Posterior probability

In probability theory, the posterior probability is the probability of an event occurring after taking into account new evidence or information. It is calculated using Bayes' theorem, which states that the posterior probability is equal to the prior probability (the probability of the event occurring before taking into account the new information) multiplied by the likelihood (the probability of observing the new evidence given that the event has occurred) divided by the marginal probability (the probability of observing the new evidence).
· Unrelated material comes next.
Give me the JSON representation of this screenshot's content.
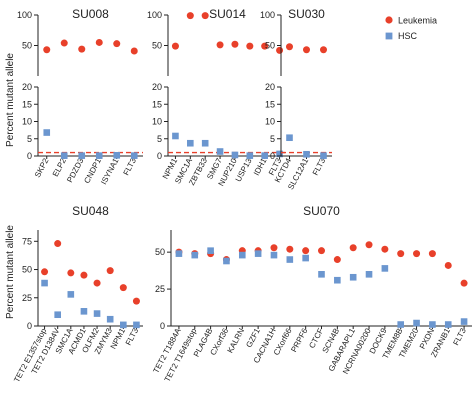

For example, let's say you have a box with 10 marbles in it, 5 of which are red and 5 of which are blue. You draw a marble from the box, observe that it is red, and then put it back in the box. The prior probability that the next marble you draw will be red is 5/10, or 50%. Now, let's say you draw another marble and observe that it is also red. The likelihood of observing this new evidence (a red marble) given that the event (drawing a red marble) has occurred is 1, because if you have already drawn a red marble, the probability of drawing another red marble is 1. The marginal probability, in this case, is the probability of drawing two red marbles in a row, which is (5/10) * (5/10), or 25%. Using Bayes' theorem, we can calculate the posterior probability of drawing a red marble as follows:

Posterior probability = Prior probability * Likelihood / Marginal probability

Posterior probability = (5/10) * 1 / (5/10) * (5/10)

= 1 / (5/10)

= 2/5

= 40%

So, the posterior probability of drawing a red marble after observing two red marbles in a row is 40%. This probability takes into account the new evidence (observing two red marbles in a row) and updates the prior probability (the probability of drawing a red marble before observing any evidence) accordingly.